There was a moment’s awkwardness when one of the group asked what I thought of the food there. A matter of weeks earlier I’d slaughtered the restaurant in a Confidential review (here).
“Well,” I said, “lots of the regular theatre goers at The Lowry seem to like it.”
“That,” said one of the ambassador’s entourage with a twinkle in his eye, “is not really an answer, I'll proceed with caution.”
The lunch mercifully was fine enough.
Here begins a party political broadcast on behalf of me.
On taking her leave, the ambassador said, “You are the best guide I've ever had, great at communication, and for knowledge. I suppose I should say probably the best guide in the world though like - you know - the famous Danish company Carlsberg's advertisement.”
There ends the party political broadcast on behalf of me.
I’d been asked to do the tour by Christopher Wewer, the Danish Honorary Consul, a Danish-British chap (although British by birth and background), and a real gent.
A couple of weeks later I was invited to the Manchester Consular Association lunch in one of the State Rooms in the Town Hall.
There were the professionals and the honoraries.
The professionals were the career diplomats such as those from Iraq, Poland, Pakistan, China. I sat next to a representative of the Pakistani consulate, Mr Chaudry, and Christopher. Opposite was Danuta Baca from the Polish consulate.
I was also introduced to a Knight First Class of the Order of Finland. I forget his name, but sadly he wasn't dressed in armour.
Close by, on another corner of the table - I didn't catch their names - were the Iraqi consulate staff.
It was a fascinating occasion all round.
Ms Baca talked about how busy her job was with countless Polish people still looking for a life in the UK. Bring them on I say, we are country endlessly galvanised by immigration, only failed states close their borders.
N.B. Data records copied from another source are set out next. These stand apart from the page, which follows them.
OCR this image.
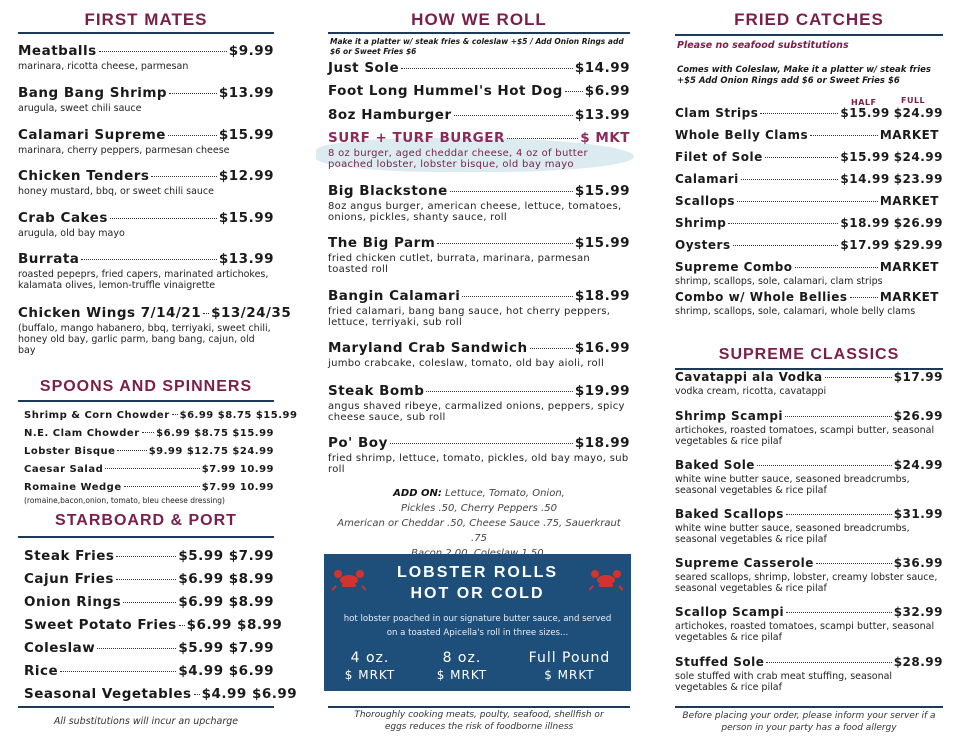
FIRST MATES
Meatballs	$9.99
marinara, ricotta cheese, parmesan
Bang Bang Shrimp	$13.99
arugula, sweet chili sauce
Calamari Supreme	$15.99
marinara, cherry peppers, parmesan cheese
Chicken Tenders	$12.99
honey mustard, bbq, or sweet chili sauce
Crab Cakes	$15.99
arugula, old bay mayo
Burrata	$13.99
roasted pepeprs, fried capers, marinated artichokes, kalamata olives, lemon-truffle vinaigrette
Chicken Wings 7/14/21 $13/24/35
(buffalo, mango habanero, bbq, terriyaki, sweet chili, honey old bay, garlic parm, bang bang, cajun, old bay
SPOONS AND SPINNERS
Shrimp & Corn Chowder $6.99 $8.75 $15.99
N.E. Clam Chowder $6.99 $8.75 $15.99
Lobster Bisque	$9.99 $12.75 $24.99
Caesar Salad	$7.99 10.99
Romaine Wedge	$7.99 10.99
(romaine,bacon,onion, tomato, bleu cheese dressing)
STARBOARD & PORT
Steak Fries	$5.99 $7.99
Cajun Fries	$6.99 $8.99
Onion Rings	$6.99 $8.99
Sweet Potato Fries $6.99 $8.99
Coleslaw	$5.99 $7.99
Rice	$4.99 $6.99
Seasonal Vegetables $4.99 $6.99
All substitutions will incur an upcharge
HOW WE ROLL
Make it a platter w/ steak fries & coleslaw +$5 / Add Onion Rings add $6 or Sweet Fries $6
Just Sole	$14.99
Foot Long Hummel's Hot Dog $6.99
8oz Hamburger	$13.99
SURF + TURF BURGER	$ MKT
8 oz burger, aged cheddar cheese, 4 oz of butter poached lobster, lobster bisque, old bay mayo
Big Blackstone	$15.99
8oz angus burger, american cheese, lettuce, tomatoes, onions, pickles, shanty sauce, roll
The Big Parm	$15.99
fried chicken cutlet, burrata, marinara, parmesan toasted roll
Bangin Calamari	$18.99
fried calamari, bang bang sauce, hot cherry peppers, lettuce, terriyaki, sub roll
Maryland Crab Sandwich	$16.99
jumbo crabcake, coleslaw, tomato, old bay aioli, roll
Steak Bomb	$19.99
angus shaved ribeye, carmalized onions, peppers, spicy cheese sauce, sub roll
Po' Boy	$18.99
fried shrimp, lettuce, tomato, pickles, old bay mayo, sub roll
ADD ON: Lettuce, Tomato, Onion,
Pickles .50, Cherry Peppers .50
American or Cheddar .50, Cheese Sauce .75, Sauerkraut .75
LOBSTER ROLLS
HOT OR COLD
hot lobster poached in our signature butter sauce, and served on a toasted Apicella's roll in three sizes...
4 oz.
$ MRKT
8 oz.
$ MRKT
Full Pound
$ MRKT
Thoroughly cooking meats, poulty, seafood, shellfish or eggs reduces the risk of foodborne illness
FRIED CATCHES
Please no seafood substitutions
Comes with Coleslaw, Make it a platter w/ steak fries +$5 Add Onion Rings add $6 or Sweet Fries $6
HALF	FULL
Clam Strips	$15.99 $24.99
Whole Belly Clams	MARKET
Filet of Sole	$15.99 $24.99
Calamari	$14.99 $23.99
Scallops	MARKET
Shrimp	$18.99 $26.99
Oysters	$17.99 $29.99
Supreme Combo	MARKET
shrimp, scallops, sole, calamari, clam strips
Combo w/ Whole Bellies	MARKET
shrimp, scallops, sole, calamari, whole belly clams
SUPREME CLASSICS
Cavatappi ala Vodka	$17.99
vodka cream, ricotta, cavatappi
Shrimp Scampi	$26.99
artichokes, roasted tomatoes, scampi butter, seasonal vegetables & rice pilaf
Baked Sole	$24.99
white wine butter sauce, seasoned breadcrumbs, seasonal vegetables & rice pilaf
Baked Scallops	$31.99
white wine butter sauce, seasoned breadcrumbs, seasonal vegetables & rice pilaf
Supreme Casserole	$36.99
seared scallops, shrimp, lobster, creamy lobster sauce, seasonal vegetables & rice pilaf
Scallop Scampi	$32.99
artichokes, roasted tomatoes, scampi butter, seasonal vegetables & rice pilaf
Stuffed Sole	$28.99
sole stuffed with crab meat stuffing, seasonal vegetables & rice pilaf
Before placing your order, please inform your server if a person in your party has a food allergy
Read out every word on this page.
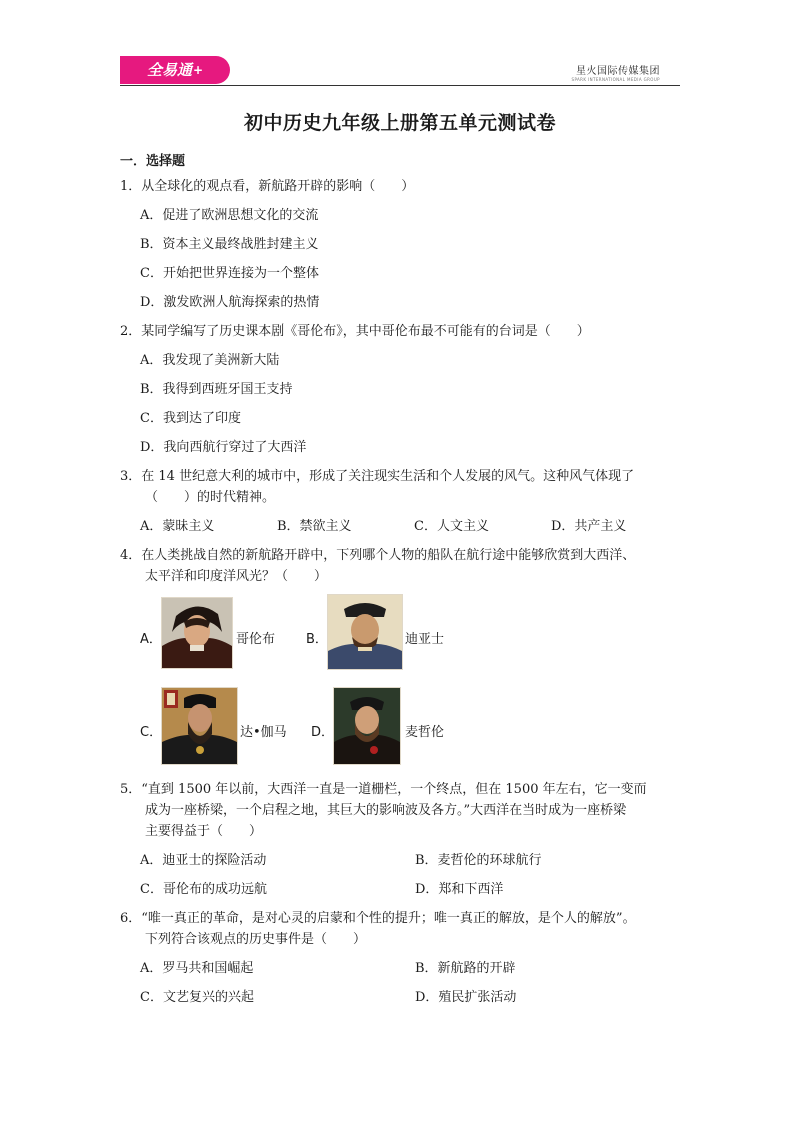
全易通+	星火国际传媒集团
SPARK INTERNATIONAL MEDIA GROUP
初中历史九年级上册第五单元测试卷
一．选择题
1．从全球化的观点看，新航路开辟的影响（　　）
A．促进了欧洲思想文化的交流
B．资本主义最终战胜封建主义
C．开始把世界连接为一个整体
D．激发欧洲人航海探索的热情
2．某同学编写了历史课本剧《哥伦布》，其中哥伦布最不可能有的台词是（　　）
A．我发现了美洲新大陆
B．我得到西班牙国王支持
C．我到达了印度
D．我向西航行穿过了大西洋
3．在 14 世纪意大利的城市中，形成了关注现实生活和个人发展的风气。这种风气体现了
（　　）的时代精神。
A．蒙昧主义	B．禁欲主义	C．人文主义	D．共产主义
4．在人类挑战自然的新航路开辟中，下列哪个人物的船队在航行途中能够欣赏到大西洋、
太平洋和印度洋风光？（　　）
A．	哥伦布 B．	迪亚士
C．	达•伽马 D．	麦哲伦
5．“直到 1500 年以前，大西洋一直是一道栅栏，一个终点，但在 1500 年左右，它一变而
成为一座桥梁，一个启程之地，其巨大的影响波及各方。”大西洋在当时成为一座桥梁
主要得益于（　　）
A．迪亚士的探险活动	B．麦哲伦的环球航行
C．哥伦布的成功远航	D．郑和下西洋
6．“唯一真正的革命，是对心灵的启蒙和个性的提升；唯一真正的解放，是个人的解放”。
下列符合该观点的历史事件是（　　）
A．罗马共和国崛起	B．新航路的开辟
C．文艺复兴的兴起	D．殖民扩张活动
The problem for the Poles was that there were so many people clogging the lifts at Rodwell Tower next to Piccadilly Station, that people in the other offices had complained and they were having to move. Danuta was looking forward to more room to move within, and regretted that the pressure of the job had made it difficult for her to enjoy city life more. Interesting woman with a gently forceful manner.
Chris Bird, representing the We Love Manchester charity, was the speaker. This used to be the Lord Mayor's Charity. He described how the name was altered after the August 2011 riots (looting) in Manchester to help young people, children, families and older people who are experiencing disadvantage in the City of Manchester. It was a good presentation.
But I'd just been talking to the Iraqi consul and asked him about the rebuild going on his country.
"It'll be twenty years at least before the situation is normalised...at least," he said. "We are a very long way from a functioning society." What a hole Britain helped dig for them.
Problems are relative of course, but a night's disruption from a couple of hundred bored, pilfering youths, with the occasional gang-master in control, a night's disruption, that could have been contained by the police if they had done their job properly (click here), seemed impossibly remote from life in a country where civil society needs to be rebuilt from the foundations.
There are 38 consuls in Manchester representing 28 countries and the Manchester Consular Association is the oldest in the world.